Colloidal particles released by various chemical and industrial processes penetrate soils and groundwater, and transport themselves other contaminants like heavy metals or PCBs. Thus, an accurate description of the transport and retention of these particles is required to prevent and manage environmental contamination, like the pollution of drinking water supplies. Literature stands that colloid sorption (also referred to as attachment) is the main process controlling transport in the case of strong particle-medium interactions and absence of straining events. Sorption mechanisms have been widely studied using micromodels (2D systems or pore scale studies [2,3]) or indirect observation (Breakthrough curves ), completed by simulations to account for the complexity of real media like soils . We propose here to tackle the usually neglected impact of the system’s heterogeneity, in direct 3D visualizations at local and global scales.
Glass beads at random close packing are chosen as a model porous medium for their large pore throat size distribution (down to 0 at contact points). We inject in the system suspensions of iron nanoparticles (NPs), with a strong attraction interaction with the medium, which leads to heterogeneous adsorption and coverage of the beads. Coverage is followed by confocal imaging in time and at multiple scales; from local singular geometries (pore scale, tens of µm) to global average behaviours (sample’s scale, cm).

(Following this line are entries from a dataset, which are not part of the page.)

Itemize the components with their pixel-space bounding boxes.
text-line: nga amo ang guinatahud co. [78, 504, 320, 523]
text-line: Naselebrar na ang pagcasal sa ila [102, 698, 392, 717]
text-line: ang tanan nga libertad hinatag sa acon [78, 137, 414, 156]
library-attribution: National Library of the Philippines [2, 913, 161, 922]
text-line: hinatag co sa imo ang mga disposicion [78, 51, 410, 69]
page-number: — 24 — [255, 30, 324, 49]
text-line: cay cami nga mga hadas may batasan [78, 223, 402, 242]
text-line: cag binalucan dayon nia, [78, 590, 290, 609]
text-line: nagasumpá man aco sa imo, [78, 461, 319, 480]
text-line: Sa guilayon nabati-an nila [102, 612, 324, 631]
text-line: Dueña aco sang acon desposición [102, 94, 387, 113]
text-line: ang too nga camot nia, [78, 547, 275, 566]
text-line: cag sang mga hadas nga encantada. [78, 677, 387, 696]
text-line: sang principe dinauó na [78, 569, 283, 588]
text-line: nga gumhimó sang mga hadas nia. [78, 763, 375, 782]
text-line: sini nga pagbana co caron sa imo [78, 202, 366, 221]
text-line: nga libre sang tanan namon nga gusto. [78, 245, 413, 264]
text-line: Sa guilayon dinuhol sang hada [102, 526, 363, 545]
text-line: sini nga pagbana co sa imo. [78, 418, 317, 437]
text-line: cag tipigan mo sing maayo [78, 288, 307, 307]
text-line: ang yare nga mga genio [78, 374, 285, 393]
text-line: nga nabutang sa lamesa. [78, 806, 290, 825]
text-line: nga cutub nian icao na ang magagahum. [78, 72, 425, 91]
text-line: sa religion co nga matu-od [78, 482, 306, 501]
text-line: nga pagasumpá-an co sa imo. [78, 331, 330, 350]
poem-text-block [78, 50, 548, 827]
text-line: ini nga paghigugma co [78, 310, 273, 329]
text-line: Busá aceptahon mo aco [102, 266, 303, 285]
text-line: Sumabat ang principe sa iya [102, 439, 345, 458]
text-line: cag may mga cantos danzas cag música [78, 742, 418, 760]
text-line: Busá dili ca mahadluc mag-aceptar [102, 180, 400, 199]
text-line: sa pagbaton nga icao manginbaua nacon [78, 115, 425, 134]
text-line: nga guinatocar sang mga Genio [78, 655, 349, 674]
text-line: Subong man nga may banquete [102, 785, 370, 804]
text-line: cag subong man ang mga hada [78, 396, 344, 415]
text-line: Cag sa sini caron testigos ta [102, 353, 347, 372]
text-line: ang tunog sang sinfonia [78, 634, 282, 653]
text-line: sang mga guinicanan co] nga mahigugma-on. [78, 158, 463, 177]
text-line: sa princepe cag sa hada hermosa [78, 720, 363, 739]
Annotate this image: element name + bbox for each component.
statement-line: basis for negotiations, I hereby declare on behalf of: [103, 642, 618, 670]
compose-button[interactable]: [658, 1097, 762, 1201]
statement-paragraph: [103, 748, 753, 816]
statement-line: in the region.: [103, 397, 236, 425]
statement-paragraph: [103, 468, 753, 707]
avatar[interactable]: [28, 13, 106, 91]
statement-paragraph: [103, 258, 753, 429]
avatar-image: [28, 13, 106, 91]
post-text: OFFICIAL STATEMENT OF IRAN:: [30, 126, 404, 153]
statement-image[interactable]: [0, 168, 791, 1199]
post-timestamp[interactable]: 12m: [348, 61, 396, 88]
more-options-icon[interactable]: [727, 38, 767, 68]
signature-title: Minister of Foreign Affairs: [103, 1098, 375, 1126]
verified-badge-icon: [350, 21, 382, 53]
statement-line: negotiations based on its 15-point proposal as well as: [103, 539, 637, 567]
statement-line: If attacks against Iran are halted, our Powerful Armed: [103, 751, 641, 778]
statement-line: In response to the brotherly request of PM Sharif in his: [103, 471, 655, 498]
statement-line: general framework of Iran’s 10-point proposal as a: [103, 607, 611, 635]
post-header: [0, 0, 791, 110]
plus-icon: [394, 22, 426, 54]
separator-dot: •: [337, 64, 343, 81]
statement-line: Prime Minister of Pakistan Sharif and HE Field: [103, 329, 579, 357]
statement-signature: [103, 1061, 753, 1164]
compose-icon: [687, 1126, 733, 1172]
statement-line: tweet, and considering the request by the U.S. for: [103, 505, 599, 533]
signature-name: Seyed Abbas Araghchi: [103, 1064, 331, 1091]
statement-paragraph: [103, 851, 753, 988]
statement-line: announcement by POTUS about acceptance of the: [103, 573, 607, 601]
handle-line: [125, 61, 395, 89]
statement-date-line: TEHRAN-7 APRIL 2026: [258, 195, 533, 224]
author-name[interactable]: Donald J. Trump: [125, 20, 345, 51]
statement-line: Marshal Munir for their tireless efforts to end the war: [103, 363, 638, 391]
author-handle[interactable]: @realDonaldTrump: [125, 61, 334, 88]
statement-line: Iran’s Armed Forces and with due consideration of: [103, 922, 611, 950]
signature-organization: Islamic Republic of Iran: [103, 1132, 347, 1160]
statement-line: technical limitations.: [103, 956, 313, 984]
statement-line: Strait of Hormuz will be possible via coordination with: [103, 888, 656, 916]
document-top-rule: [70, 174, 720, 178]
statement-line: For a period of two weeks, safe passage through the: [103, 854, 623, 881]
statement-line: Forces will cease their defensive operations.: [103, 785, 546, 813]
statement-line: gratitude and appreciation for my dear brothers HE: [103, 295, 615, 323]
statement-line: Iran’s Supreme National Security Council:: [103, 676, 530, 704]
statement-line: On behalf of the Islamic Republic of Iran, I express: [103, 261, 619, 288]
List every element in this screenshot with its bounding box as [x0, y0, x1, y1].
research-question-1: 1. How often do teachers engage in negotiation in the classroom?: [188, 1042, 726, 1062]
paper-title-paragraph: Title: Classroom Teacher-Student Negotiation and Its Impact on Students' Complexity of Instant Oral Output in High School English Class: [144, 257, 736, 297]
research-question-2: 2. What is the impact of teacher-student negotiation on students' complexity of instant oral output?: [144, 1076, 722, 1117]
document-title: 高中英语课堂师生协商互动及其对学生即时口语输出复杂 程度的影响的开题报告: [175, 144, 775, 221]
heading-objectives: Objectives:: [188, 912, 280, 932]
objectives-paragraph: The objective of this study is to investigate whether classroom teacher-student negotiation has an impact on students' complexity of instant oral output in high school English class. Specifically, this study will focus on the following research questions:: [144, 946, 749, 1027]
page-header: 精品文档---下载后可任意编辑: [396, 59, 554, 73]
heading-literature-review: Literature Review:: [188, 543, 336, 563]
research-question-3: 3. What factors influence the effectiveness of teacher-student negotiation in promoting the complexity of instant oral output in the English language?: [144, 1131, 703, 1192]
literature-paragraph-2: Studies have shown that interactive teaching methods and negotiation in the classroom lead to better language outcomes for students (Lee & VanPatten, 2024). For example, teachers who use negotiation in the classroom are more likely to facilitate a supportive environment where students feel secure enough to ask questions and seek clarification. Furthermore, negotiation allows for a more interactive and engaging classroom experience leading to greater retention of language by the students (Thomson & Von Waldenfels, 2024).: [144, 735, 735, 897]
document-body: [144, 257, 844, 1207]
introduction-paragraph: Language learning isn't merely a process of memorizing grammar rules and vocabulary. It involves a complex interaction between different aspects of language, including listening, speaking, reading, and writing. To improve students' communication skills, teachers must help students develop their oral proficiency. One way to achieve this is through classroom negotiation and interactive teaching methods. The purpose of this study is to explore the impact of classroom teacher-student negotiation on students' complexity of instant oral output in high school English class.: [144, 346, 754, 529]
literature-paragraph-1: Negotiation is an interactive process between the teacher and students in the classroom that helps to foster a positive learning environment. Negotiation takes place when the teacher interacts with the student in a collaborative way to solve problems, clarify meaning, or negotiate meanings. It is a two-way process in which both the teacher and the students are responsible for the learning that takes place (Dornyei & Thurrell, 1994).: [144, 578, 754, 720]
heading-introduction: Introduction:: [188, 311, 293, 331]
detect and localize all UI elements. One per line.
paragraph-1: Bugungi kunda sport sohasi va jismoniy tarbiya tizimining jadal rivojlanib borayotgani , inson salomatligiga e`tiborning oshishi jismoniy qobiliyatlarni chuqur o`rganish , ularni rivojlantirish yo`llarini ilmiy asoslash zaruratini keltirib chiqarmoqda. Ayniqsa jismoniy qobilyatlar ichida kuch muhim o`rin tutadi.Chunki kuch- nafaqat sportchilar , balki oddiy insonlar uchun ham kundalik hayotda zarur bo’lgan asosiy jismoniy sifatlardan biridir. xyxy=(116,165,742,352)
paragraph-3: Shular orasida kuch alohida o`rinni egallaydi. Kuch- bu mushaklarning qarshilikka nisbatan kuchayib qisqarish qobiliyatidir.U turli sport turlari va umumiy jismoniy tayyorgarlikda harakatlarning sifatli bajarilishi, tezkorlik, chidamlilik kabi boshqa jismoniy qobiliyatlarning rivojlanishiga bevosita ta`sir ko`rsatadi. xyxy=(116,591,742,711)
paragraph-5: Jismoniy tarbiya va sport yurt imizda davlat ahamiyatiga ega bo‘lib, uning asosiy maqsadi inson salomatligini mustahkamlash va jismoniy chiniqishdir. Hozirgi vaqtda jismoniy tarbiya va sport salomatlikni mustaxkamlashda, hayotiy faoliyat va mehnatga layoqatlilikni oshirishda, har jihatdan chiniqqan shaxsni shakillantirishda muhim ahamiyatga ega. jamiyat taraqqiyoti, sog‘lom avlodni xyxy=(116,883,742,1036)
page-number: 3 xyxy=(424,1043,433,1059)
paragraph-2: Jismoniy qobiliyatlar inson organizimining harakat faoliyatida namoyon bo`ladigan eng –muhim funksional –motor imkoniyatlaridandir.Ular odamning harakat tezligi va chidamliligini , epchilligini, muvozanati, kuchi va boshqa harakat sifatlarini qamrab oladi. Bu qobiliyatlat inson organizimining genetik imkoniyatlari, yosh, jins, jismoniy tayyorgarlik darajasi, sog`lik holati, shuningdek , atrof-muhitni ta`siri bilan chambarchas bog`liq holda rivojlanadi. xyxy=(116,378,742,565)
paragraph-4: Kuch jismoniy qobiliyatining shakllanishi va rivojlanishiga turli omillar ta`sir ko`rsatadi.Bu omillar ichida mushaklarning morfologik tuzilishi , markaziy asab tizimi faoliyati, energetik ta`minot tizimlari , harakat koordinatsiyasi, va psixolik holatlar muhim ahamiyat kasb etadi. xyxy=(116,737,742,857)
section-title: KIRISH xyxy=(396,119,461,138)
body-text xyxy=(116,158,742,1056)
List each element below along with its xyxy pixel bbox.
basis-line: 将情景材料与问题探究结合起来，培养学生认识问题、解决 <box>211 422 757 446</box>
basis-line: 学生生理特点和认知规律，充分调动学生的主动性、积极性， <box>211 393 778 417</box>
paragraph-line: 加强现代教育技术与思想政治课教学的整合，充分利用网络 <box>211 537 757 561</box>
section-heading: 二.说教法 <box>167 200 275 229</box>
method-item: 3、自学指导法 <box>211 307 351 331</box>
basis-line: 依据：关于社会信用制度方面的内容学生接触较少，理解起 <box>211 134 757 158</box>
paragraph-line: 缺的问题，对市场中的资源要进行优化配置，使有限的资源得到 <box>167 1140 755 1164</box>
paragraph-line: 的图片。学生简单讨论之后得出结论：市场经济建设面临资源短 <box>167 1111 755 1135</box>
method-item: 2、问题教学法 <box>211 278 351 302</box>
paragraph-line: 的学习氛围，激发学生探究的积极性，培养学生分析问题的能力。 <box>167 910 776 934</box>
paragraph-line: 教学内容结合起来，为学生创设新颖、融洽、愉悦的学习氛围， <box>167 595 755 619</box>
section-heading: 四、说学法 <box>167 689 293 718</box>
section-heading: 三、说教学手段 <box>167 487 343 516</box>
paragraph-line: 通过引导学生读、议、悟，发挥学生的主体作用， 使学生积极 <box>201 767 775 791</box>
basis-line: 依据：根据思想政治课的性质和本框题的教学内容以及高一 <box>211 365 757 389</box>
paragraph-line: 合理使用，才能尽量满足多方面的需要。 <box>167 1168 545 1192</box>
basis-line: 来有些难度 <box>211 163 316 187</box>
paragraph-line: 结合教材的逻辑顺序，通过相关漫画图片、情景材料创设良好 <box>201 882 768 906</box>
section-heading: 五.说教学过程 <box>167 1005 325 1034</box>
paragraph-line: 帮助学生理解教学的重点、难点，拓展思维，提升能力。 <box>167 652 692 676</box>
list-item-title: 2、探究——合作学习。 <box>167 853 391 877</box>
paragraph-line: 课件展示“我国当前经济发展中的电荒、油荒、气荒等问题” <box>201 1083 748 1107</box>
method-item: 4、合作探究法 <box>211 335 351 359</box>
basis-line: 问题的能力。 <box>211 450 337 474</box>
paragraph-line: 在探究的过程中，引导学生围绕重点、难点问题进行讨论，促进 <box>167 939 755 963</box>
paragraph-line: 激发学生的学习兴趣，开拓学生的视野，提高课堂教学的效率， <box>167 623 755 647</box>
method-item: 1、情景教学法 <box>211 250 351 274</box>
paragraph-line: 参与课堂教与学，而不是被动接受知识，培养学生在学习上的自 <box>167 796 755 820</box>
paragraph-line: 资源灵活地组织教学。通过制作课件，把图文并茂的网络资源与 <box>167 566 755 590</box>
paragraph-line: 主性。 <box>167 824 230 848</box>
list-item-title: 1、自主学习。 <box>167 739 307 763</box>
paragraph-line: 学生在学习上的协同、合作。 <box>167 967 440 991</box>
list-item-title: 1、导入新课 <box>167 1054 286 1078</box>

We show that for a given NPs-medium affinity, the dynamics of adsorption strongly depend on the accessibility of the surface, in accordance with the flow streamlines. We identify configurations (regions of highest confinement, i.e. contact points between beads) where the adsorption is fully diffusion limited. At early stages of adsorption, these regions can account for up to 10% of the surface of the medium and therefore impact the supposedly known dynamics at global scale.
To go further, we link local observations and global description of the dynamics to discuss the impact of the pore size heterogeneity, at various flow rates (Darcy velocities in the range 0.05 to 9 mm/s). We show the impact of the flow on the heterogeneity of the deposition of the NPs through 1D coverage profiles over time and over the whole sample. Finally, we propose a simple model describing the full beads coverage dynamics over space and time. We can define and decouple a geometric (characteristic deposition length) and a kinetic (characteristic exploration time) components for a complete understanding of the adsorption mechanisms.
Figure – (Left) Confocal sections of a glass beads pack partially saturated with NPs. From a clean medium, progressive adsorption of nanoparticles at the beads surface is followed by fluorescence. Local and global studies (Right) highlight variations of the dynamics due to the heterogeneity of the medium: confined areas (blue) are covered later and slower than areas directly accessible to the flow.